I’ve seen politicians claim they were bankrupt and mobsters swear their innocence on their mothers’ graves, but I have never seen a more calculating face. I watched her clear blue eyes decide what to tell me, and I knew that whatever it was, it wouldn’t be the truth, the whole truth, and nothing but.
“He’s in late stage clinicals now. You know what those are, right? You’re not dumb, either; you read the papers. A woman in your business, you must be sharp.”
She was working me, trying to get me on her side, flattering me. I watched her bait her hook. It was like taking a master class in con artistry.
“One of Impro’s clinical trial groups, at a certain dosage, had an unexpected outcome. Totally unexpected. Chaney couldn’t have been more surprised if they’d sprouted wings and flown away. They all, every single man, woman, and child, lost weight. Brilliant Chaney didn’t expect that. That hadn’t happened before, not in the animal control groups, not ever. He was so excited, he had to tell someone.”

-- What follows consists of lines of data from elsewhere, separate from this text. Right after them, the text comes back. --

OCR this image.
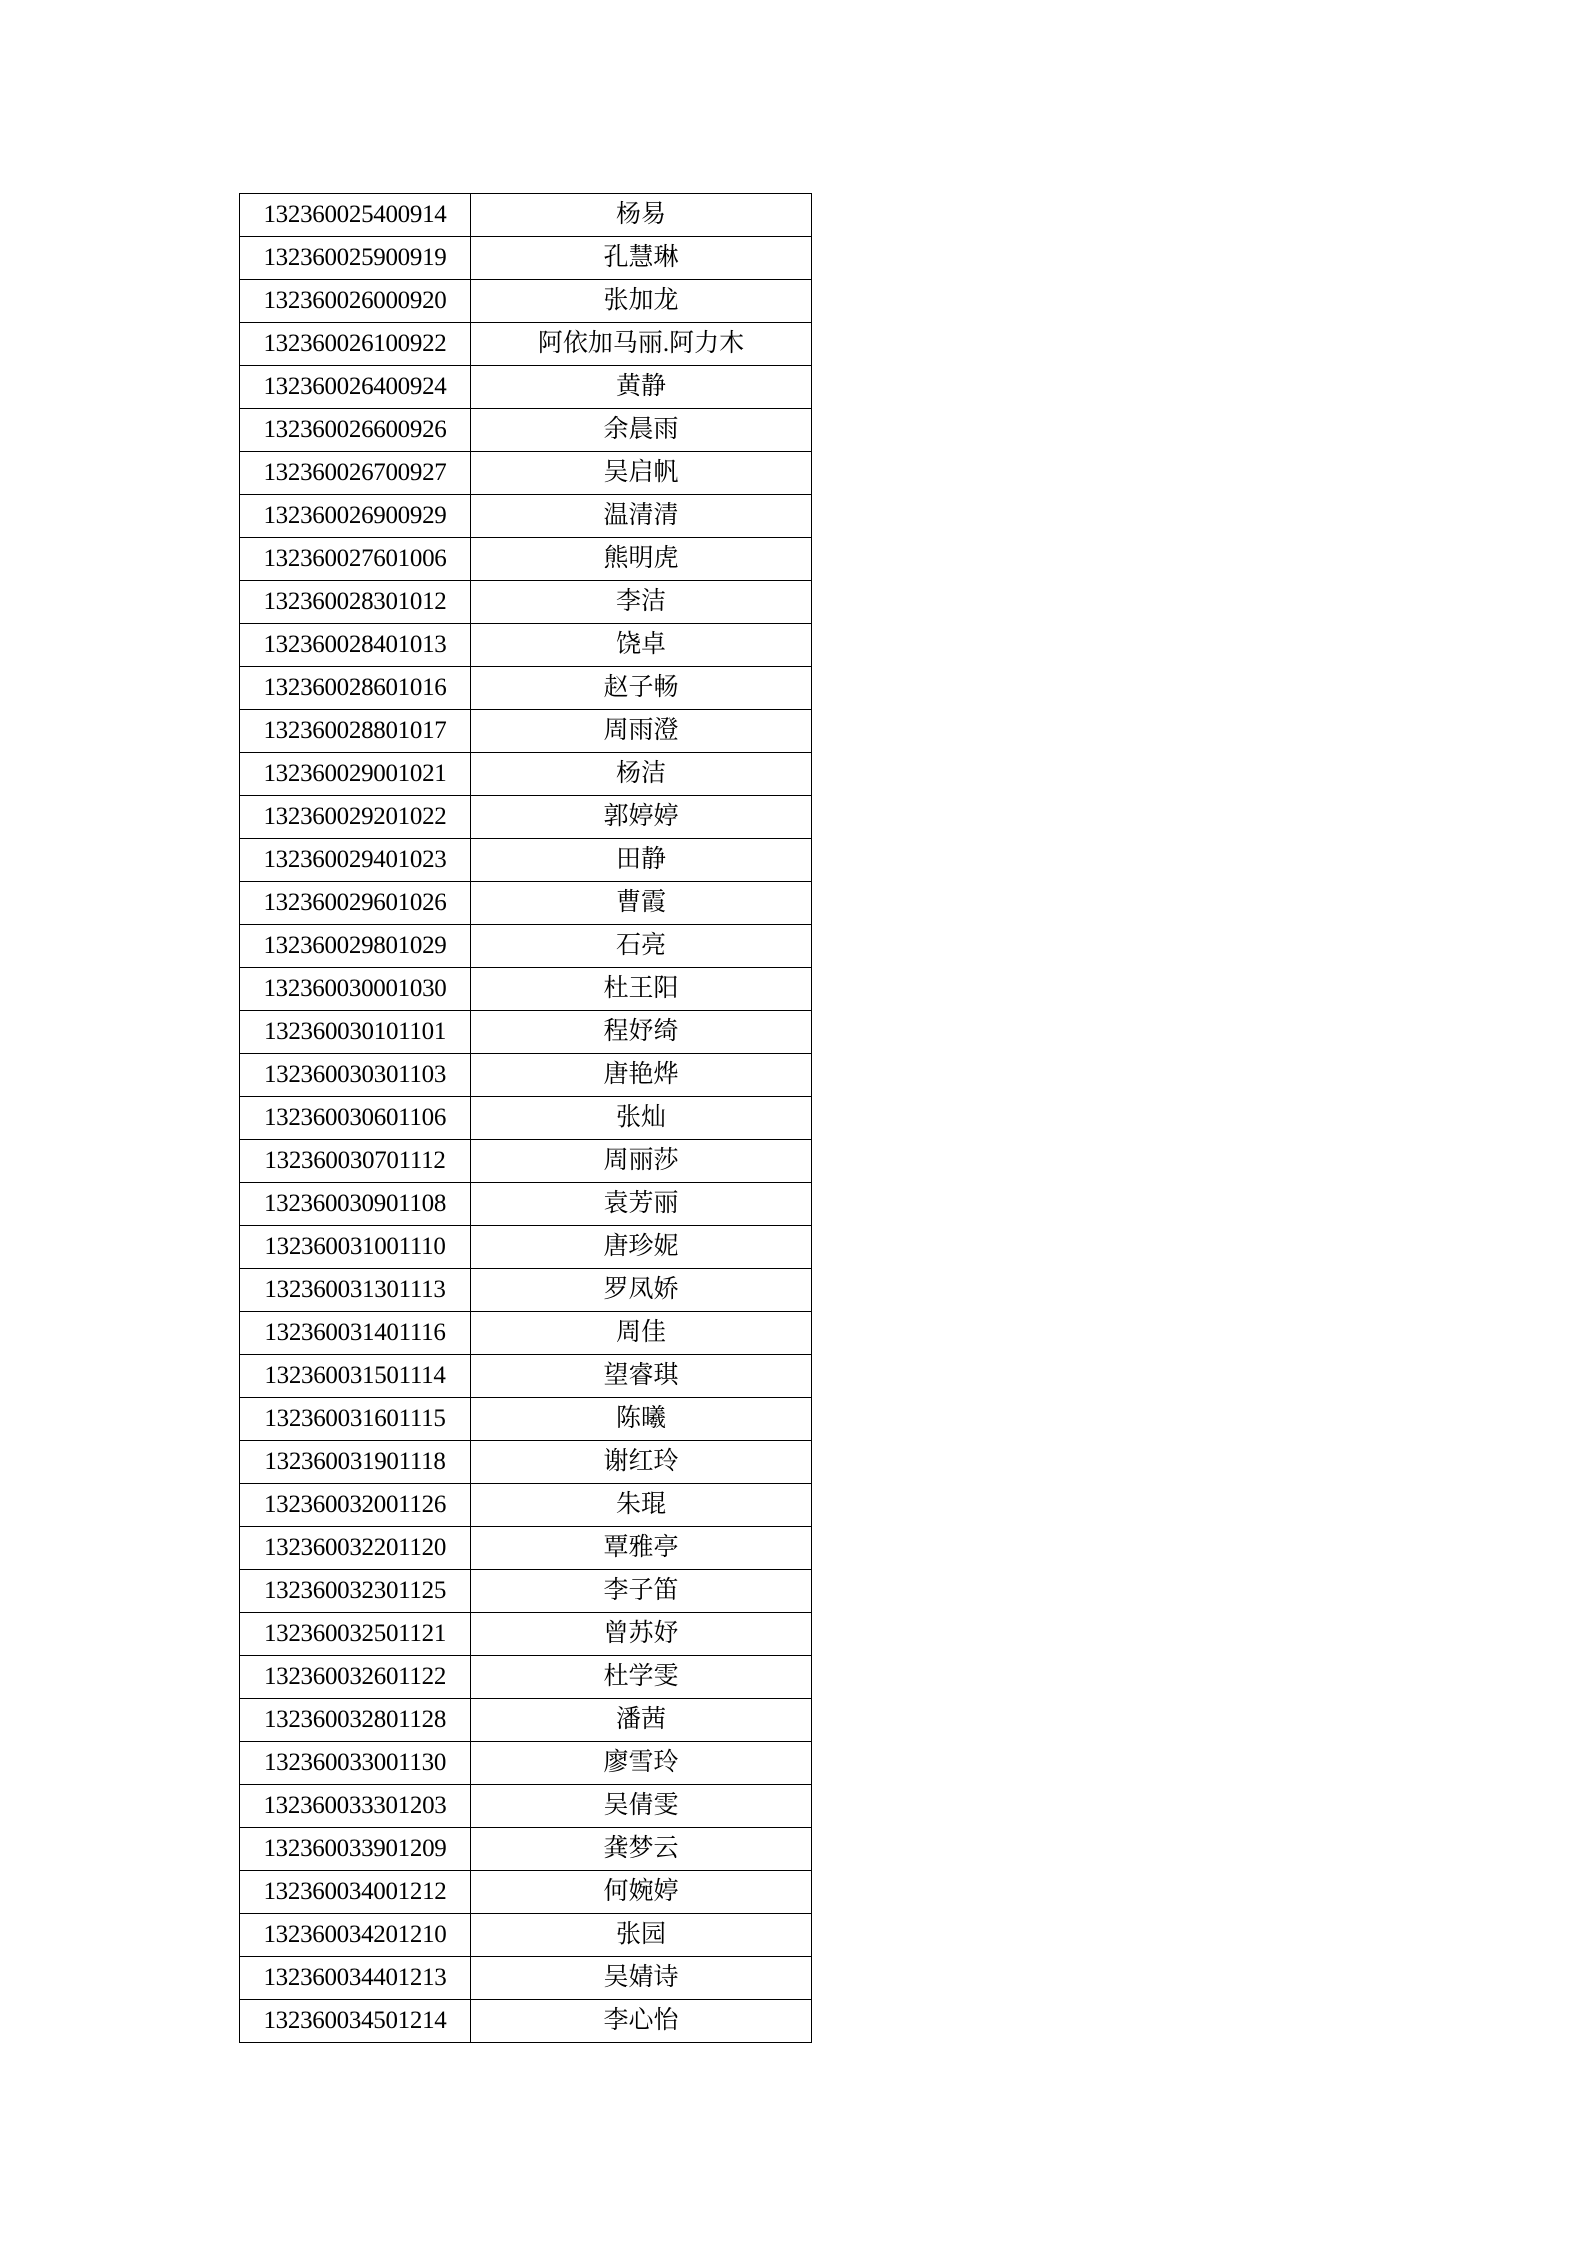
132360025400914	杨易
132360025900919	孔慧琳
132360026000920	张加龙
132360026100922	阿依加马丽.阿力木
132360026400924	黄静
132360026600926	余晨雨
132360026700927	吴启帆
132360026900929	温清清
132360027601006	熊明虎
132360028301012	李洁
132360028401013	饶卓
132360028601016	赵子畅
132360028801017	周雨澄
132360029001021	杨洁
132360029201022	郭婷婷
132360029401023	田静
132360029601026	曹霞
132360029801029	石亮
132360030001030	杜王阳
132360030101101	程妤绮
132360030301103	唐艳烨
132360030601106	张灿
132360030701112	周丽莎
132360030901108	袁芳丽
132360031001110	唐珍妮
132360031301113	罗凤娇
132360031401116	周佳
132360031501114	望睿琪
132360031601115	陈曦
132360031901118	谢红玲
132360032001126	朱琨
132360032201120	覃雅亭
132360032301125	李子笛
132360032501121	曾苏妤
132360032601122	杜学雯
132360032801128	潘茜
132360033001130	廖雪玲
132360033301203	吴倩雯
132360033901209	龚梦云
132360034001212	何婉婷
132360034201210	张园
132360034401213	吴婧诗
132360034501214	李心怡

Poor Chaney, blabbing to his sweet little lover.
“And nothing else bad happened to those people,” she went on. “No adverse effects. They all lost pounds and kept on losing. He had to stop the trial. Imagine. You know how many fat people there are in this world? How many who aren’t fat but think they’re fat?” Her right hand moved just a little. She licked her lips and tossed her hair to cover the movement. If I’d been male, the tricks might have kept me looking at the wrong things.